At no time has that statement been more accurate then today. Back in March 2020, when COVID-19 restrictions went into place and students were learning from home, high school junior and seniors were unable to go to standardized testing sites to take the SAT and ACT. While students eyeing admission to higher education for the 2020-2021 year generally had taken the tests and received scores, those looking to enter programs in January 2021 or apply to schools for the 2021-2022 academic year were unable to take tests. Colleges and universities began offering test-optional admissions applications. Now that many pandemic restrictions have lifted and testing sites have re-opened, many institutions are maintaining their no-test-required policies, at least for the next few admissions cycles.

A high number of institutions will continue to suspend the testing mandate.

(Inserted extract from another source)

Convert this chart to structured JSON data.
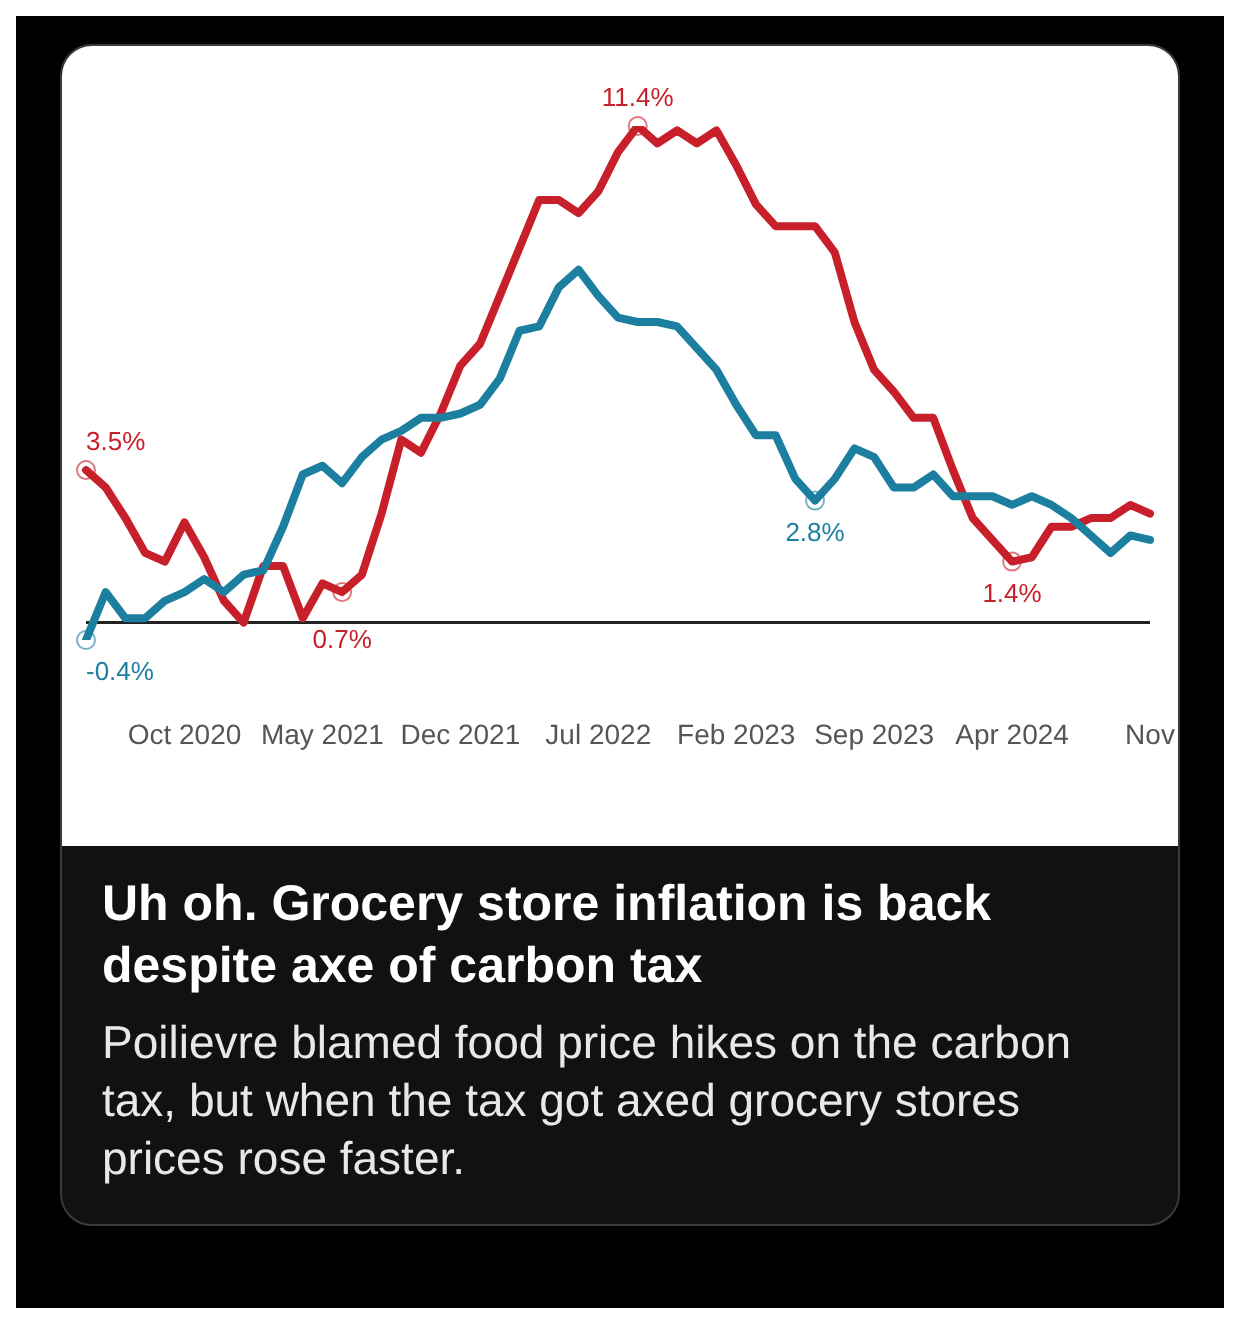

According to The National Center for Fair and Open Testing, there are 1,830 accredited four-year colleges and universities with ACT/SAT-optional testing policies for the Fall 2022 admissions cycle. Other schools are doing away with the testing requirement for the next several yearsAll Ivy League Universities dropped the SAT requirements for the Class of 2025 in June 2020, just a few months after shelter-in-place restrictions began in 2020. Harvard recently announced that it would suspend the requirement for SAT or ACT scores for the classes of ’27, ’28, ’29 and ’30. The school stressed that students who don’t submit standardized test scores won’t be at a disadvantage in their application process, and that the college will consider students on the basis of the other materials they present.

Bucking the trend, MIT recently announced it now requires the SAT or ACT for prospective first year and transfer students for applicants looking to enter the school in 2023 and beyond. In a statement, MIT explained that its decision to reinstate the SAT/ACT requirement for future admission cycles is due to testing being so predictive of academic preparedness and success. “Our research shows standardized tests help us better assess the academic preparedness of all applicants, and also help us identify socioeconomically disadvantaged students who lack access to advanced coursework or other enrichment opportunities that would otherwise demonstrate their readiness for MIT. We believe a requirement is more equitable and transparent than a test-optional policy,” the school explained

Of course, students can submit test scores with their application. Schools such as Salem State, for instance, have eliminated standardized testing, noting that its admissions decisions will focus on a student’s academic work and grade point average, which it feels are better predictors for academic success. Salem State encourages students with a GPA of 2.5 or higher to submit scores to assist with academic placement during class registration, and students with a GPA of 2.5 or lower must submit a letter of reference from a teacher or guidance counselor.